Мы не раздеваемся, не меняем белье, и многие завшивели. Меня пока Бог миловал. Я стараюсь хоть как-нибудь помыться при каждой возможности, но мой кусок мыла за четыре месяца все еще не измылился… От нас от всех плохо пахнет, но, поскольку это общий удел, мы этого не стыдимся.
Простите, что пугаю вас всеми этими подробностями. Я мог бы написать, что все прекрасно, но вы бы не поверили и навоображали еще больших ужасов. Так вы, по крайней мере, знаете правду.
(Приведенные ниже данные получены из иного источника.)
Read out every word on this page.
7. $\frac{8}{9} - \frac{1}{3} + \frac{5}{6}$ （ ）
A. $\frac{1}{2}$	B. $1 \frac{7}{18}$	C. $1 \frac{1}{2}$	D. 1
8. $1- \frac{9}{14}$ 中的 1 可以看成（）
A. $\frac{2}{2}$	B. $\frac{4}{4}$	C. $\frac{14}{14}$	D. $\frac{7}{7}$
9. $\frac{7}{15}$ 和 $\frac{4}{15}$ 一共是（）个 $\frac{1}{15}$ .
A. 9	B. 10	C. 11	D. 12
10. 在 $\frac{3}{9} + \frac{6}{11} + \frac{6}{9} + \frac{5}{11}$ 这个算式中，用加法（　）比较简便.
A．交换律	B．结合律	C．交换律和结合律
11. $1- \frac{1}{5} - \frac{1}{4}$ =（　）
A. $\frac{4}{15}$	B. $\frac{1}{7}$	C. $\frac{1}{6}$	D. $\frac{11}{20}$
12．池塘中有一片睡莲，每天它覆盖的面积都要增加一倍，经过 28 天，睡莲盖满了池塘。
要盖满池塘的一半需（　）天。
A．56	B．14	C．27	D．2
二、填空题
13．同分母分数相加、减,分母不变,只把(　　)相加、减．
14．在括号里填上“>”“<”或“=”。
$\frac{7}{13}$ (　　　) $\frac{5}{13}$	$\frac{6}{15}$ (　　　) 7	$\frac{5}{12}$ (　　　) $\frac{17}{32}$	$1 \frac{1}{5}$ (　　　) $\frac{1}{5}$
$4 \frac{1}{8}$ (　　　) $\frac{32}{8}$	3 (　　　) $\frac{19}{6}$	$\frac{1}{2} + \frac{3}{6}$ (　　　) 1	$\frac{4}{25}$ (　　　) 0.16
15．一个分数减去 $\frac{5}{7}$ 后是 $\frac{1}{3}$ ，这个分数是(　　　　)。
Чтобы закончить на более веселой ноте, добавлю, что бывают и светлые моменты, например, когда мы останавливаемся на привал еще до вечера, а день солнечный. Мы поем песни, покуриваем и рассказываем анекдоты. Далеко не все из них, признаться, годятся для приличного общества! Когда очередь доходит до меня, я, поскольку анекдотов не знаю, рассказываю про колдунью Брит, которая ела крыс прямо с головой. Не поручусь, что слушатели мне верят, но смеются до упаду.
На этом прощаюсь — темнеет, и я не вижу, что пишу.
До свиданья, дорогие родители. Люблю, обнимаю.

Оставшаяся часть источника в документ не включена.